Hot off the heels of the newly rebooted film franchise--Jurassic World Evolution drops you into the role of park manager, creator and all around caretaker of a Jurassic World facility.

It's a well polished and crafted experience right from the word go--to which you hear the spoken word of Dr. Ian Malcolm. As John Hammond would so boldly put it, "We spared no expense", with Jeff Goldblum voicing the in game narrative as Ian himself. It's a beautiful touch, and a glittering precedent to the game itself. As the opening cut scene plays, you're whisked away to your great and terrifying task: the legendary islands of the Muetes archipelago. Keeping in Jurassic franchise spirit, the sheer beauty of it all doesn't come without a warning, and the stage is set as your adventure begins.

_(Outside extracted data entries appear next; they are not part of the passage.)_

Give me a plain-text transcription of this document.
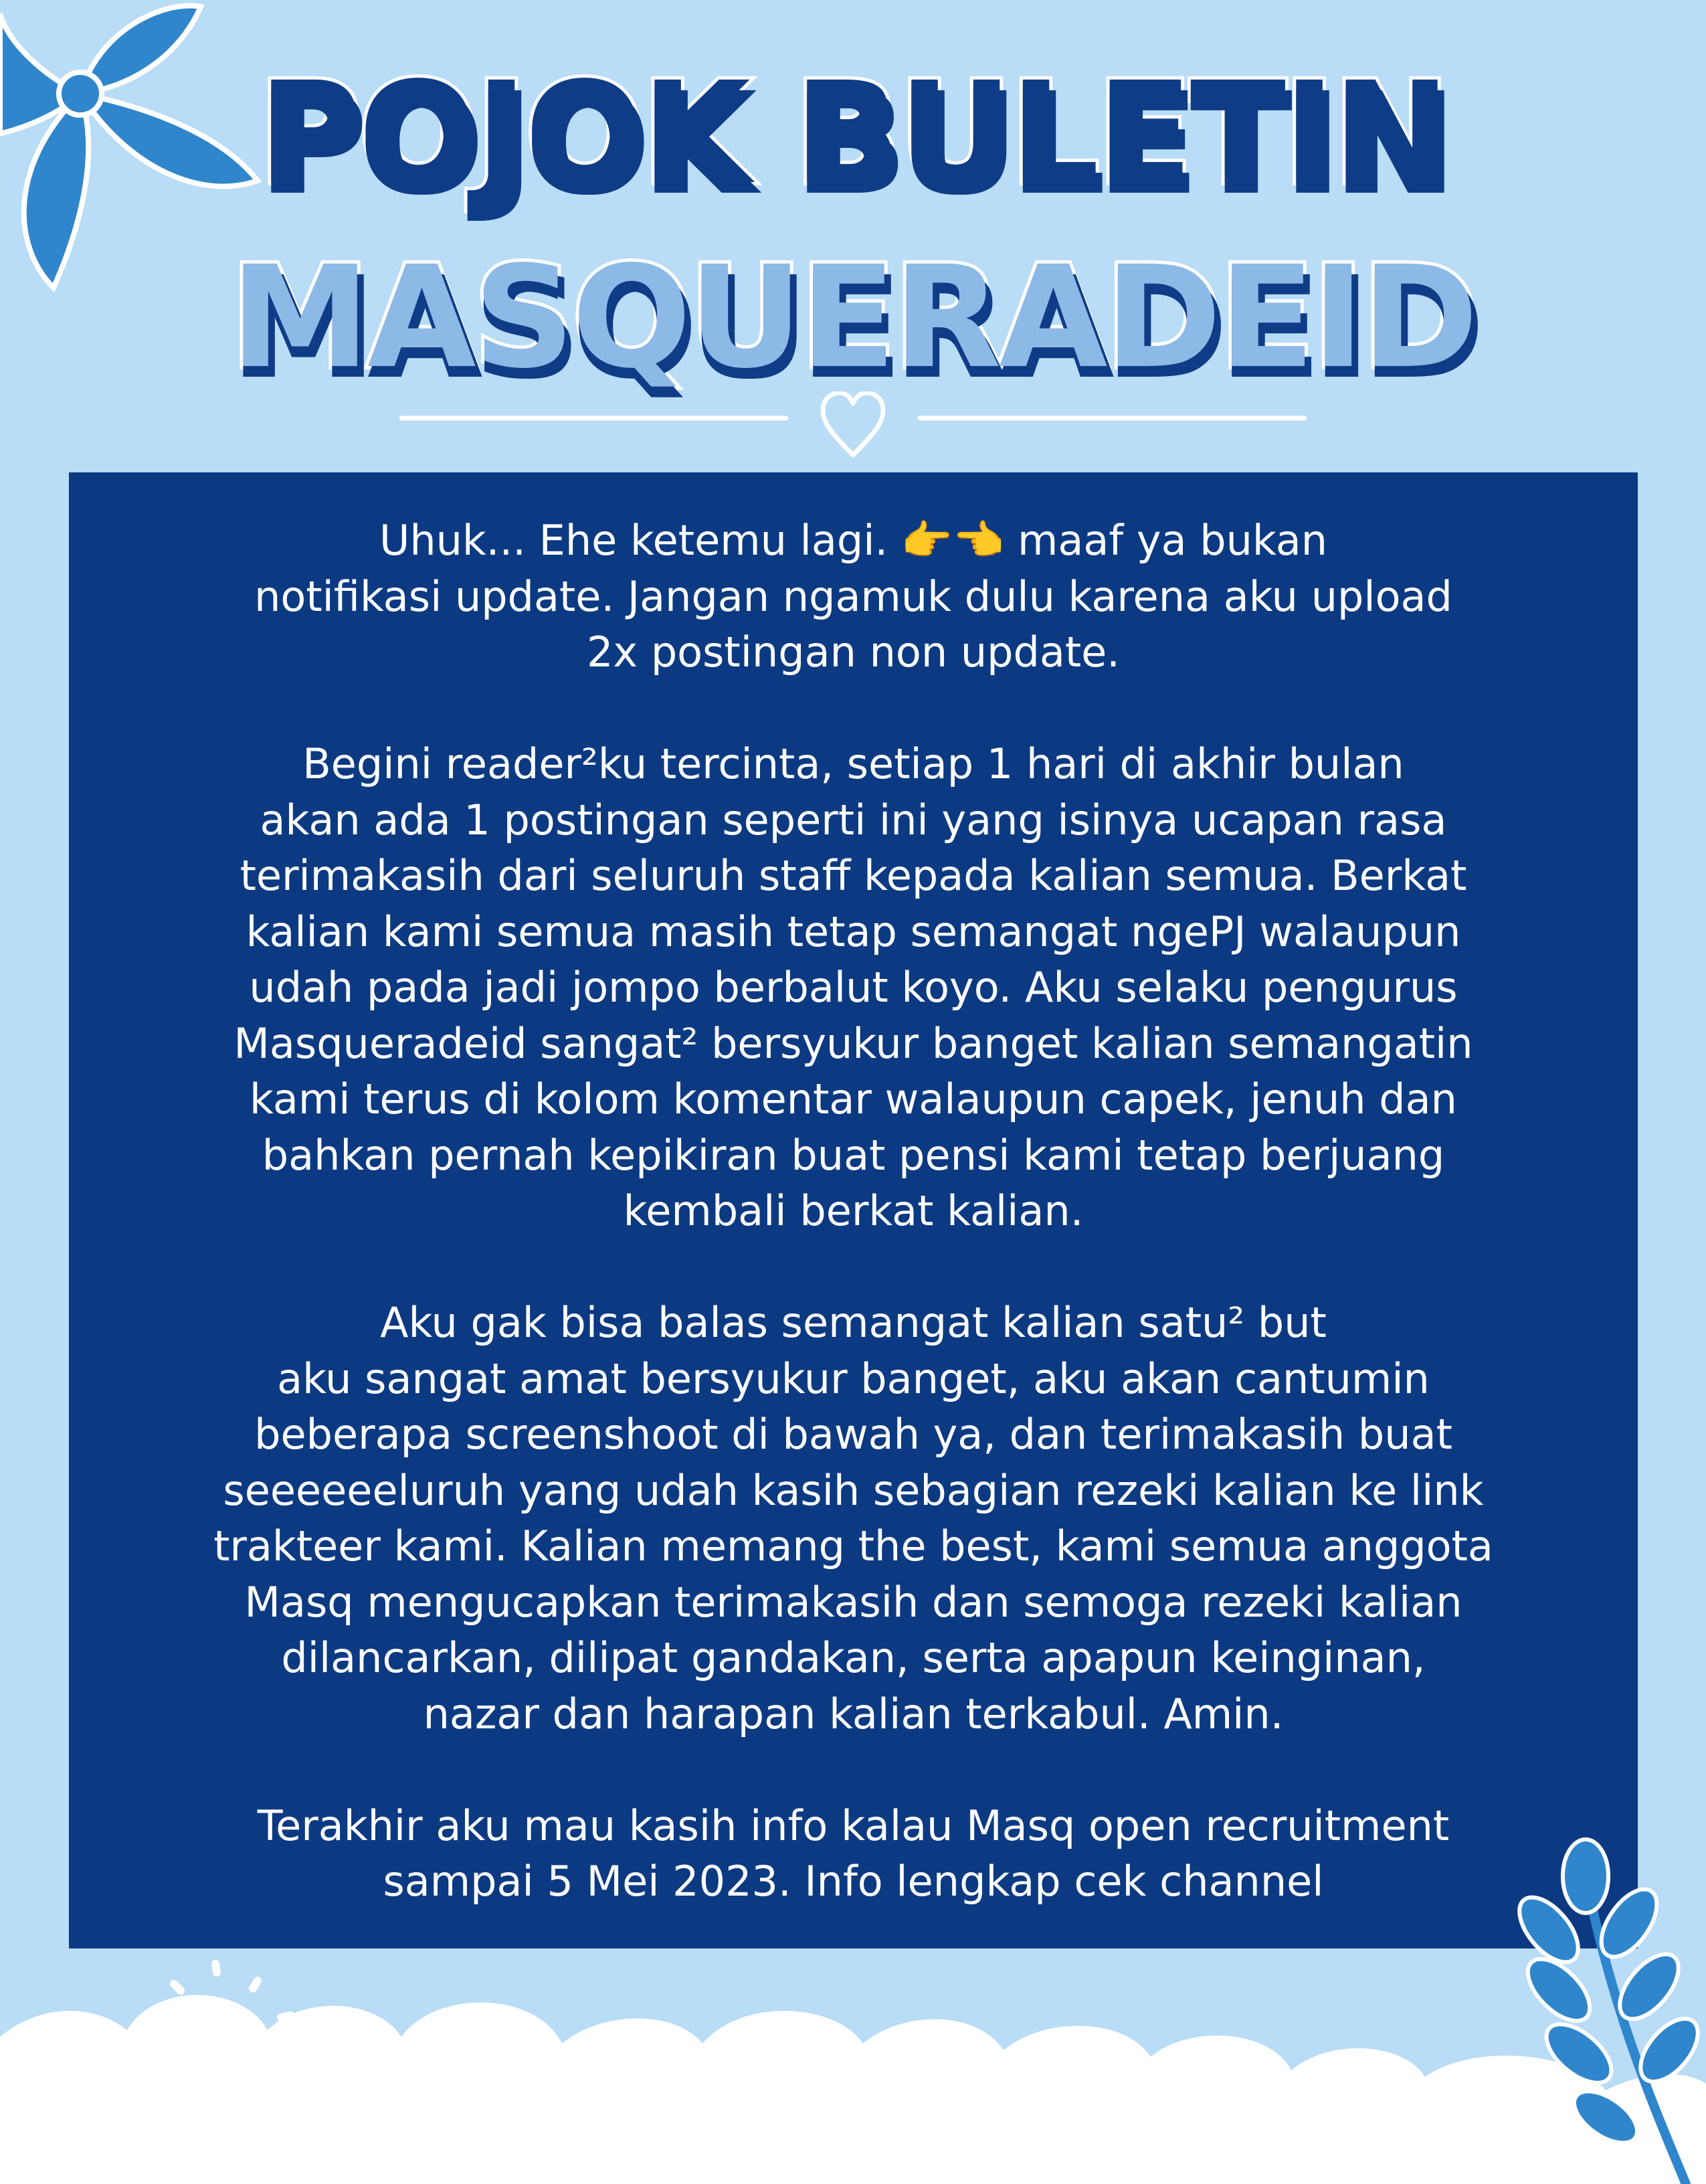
POJOK BULETIN
MASQUERADEID

Uhuk... Ehe ketemu lagi. 👉👈 maaf ya bukan
notifikasi update. Jangan ngamuk dulu karena aku upload
2x postingan non update.

Begini reader²ku tercinta, setiap 1 hari di akhir bulan
akan ada 1 postingan seperti ini yang isinya ucapan rasa
terimakasih dari seluruh staff kepada kalian semua. Berkat
kalian kami semua masih tetap semangat ngePJ walaupun
udah pada jadi jompo berbalut koyo. Aku selaku pengurus
Masqueradeid sangat² bersyukur banget kalian semangatin
kami terus di kolom komentar walaupun capek, jenuh dan
bahkan pernah kepikiran buat pensi kami tetap berjuang
kembali berkat kalian.

Aku gak bisa balas semangat kalian satu² but
aku sangat amat bersyukur banget, aku akan cantumin
beberapa screenshoot di bawah ya, dan terimakasih buat
seeeeeeluruh yang udah kasih sebagian rezeki kalian ke link
trakteer kami. Kalian memang the best, kami semua anggota
Masq mengucapkan terimakasih dan semoga rezeki kalian
dilancarkan, dilipat gandakan, serta apapun keinginan,
nazar dan harapan kalian terkabul. Amin.

Terakhir aku mau kasih info kalau Masq open recruitment
sampai 5 Mei 2023. Info lengkap cek channel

The look and feel of Jurassic World Evolution is so closely met with what one would actually think the innards of a Jurassic World park runs: the HUD is incredibly slick and optimized. With the game being a building and park management title, often you can feel sucked out of the immersion whilst seeing numbers ran across your screen and constant text all over the place. Jurassic World Evolution has all these things, but it feels more like as a player you're witnessing everything from a control panel.

Genetic modification proves to be strangely satisfying, no matter how naughty it might feel. You're able to tweak your dinosaurs in the hatching laboratories to get the most out of them as a specie. Fiddle with their colours, introduce new genomes to optimize their survival, or experiment for interesting results. You can do loads with this feature, putting you in the shoes of Dr. Henry Wu.

As you build and expand your park, there's instances of nature and man that try to give you proper set backs. These come in the form of weather and sabotages. The weather is reminiscent of the films--great tropical storms blow through causing problems and strife. It's a wonderful part of the game, and I honestly couldn't imagine a Jurassic World/Park setting without the addition of a nasty storm here and there. Sabotages are a direct result of neglect. In the overall game, you're meant to take on contracts with the different divisions of labour. In focusing on one, you're undoubtedly leaving out another--causing a scorned employee (cough, Dennis Nedry, cough) to take it out on the park and you. As they work on the inside of the park, they can trigger all sorts of nasty events--my favourite in being the main plot from the very first Jurassic Park film: a catastrophic power grid failure. Just like the film, if you have electric fences holding some of the more...toothy dinosaurs back. Your imagination can fill in the rest as you scramble to bring them back online.

The downloadable content is something that should be noted too. In the Deluxe Dinosaur Pack, you're given a new set of dinosaurs to take on: Styracosaurus, Crichtonsaurus (I especially appreciate the nod here), Majungasaurus, Archaeornithomimus, and Suchomimus. To some, the £9.99 price tag isn't quite worth it, but to others this is a nice opportunity to extend the game with new possibilities to play with. As you enjoy the base game, it seems to be a natural progression to want the DLC added in. It's fun!

Unfortunately in a game this grand, it's bound to have a few set backs. As I ran into my own problems with customizations (of the park itself), poor AI, and lack of animations, the community has been very vocal about how they feel. Most compare to Jurassic Park: Operation Genesis, which was released fifteen years ago. It might be one thing to see JPOG with rose tinted glasses, especially because it was some time ago, but the points players are making are well founded and it's hard to wrap one's mind around a newer Jurassic game lacking what an older one did as a basic mechanic. A good example of this is how to the dinosaurs hunt and eat. The AI for the dinosaurs in Jurassic World Evolution pits them to instantly hunt and kill, no matter if they're hungry or not. This is a problem as you find your dinosaurs attacking things to simply attack, rather than out of any sensible necessity. Not having played JPOG myself, but understanding that there were hunting packs that worked together, and also an alpha implemented, which seems to be a much better choice then having your 'pack' attack one by one instead of working together.

Another common complaint is the lack of personality in the visitors. As any Rollercoaster Tycoon fan can testify: it's much more fun being able to see the needs of your park guests--be it that they're happy, sad, hungry or tired--it just adds more to the overall experience. Even a simple feature of being able to name them without it having any course to the actual game, might make it feel more personal. Instead, you have a park full of robotic-like humans that roam around without any real option to interact with them.

It's a fantastic game that makes you really feel like you're part of the Jurassic World team. As it is such a giant title, it doesn't come without it's share of setbacks. Still, if you are a fan of the franchise, or even just building and park management games--it's certainly one you should take a look at. Gorgeous, dangerous and clever (girl), Jurassic World Evolution is a wonderful addition to the long library of Jurassic games.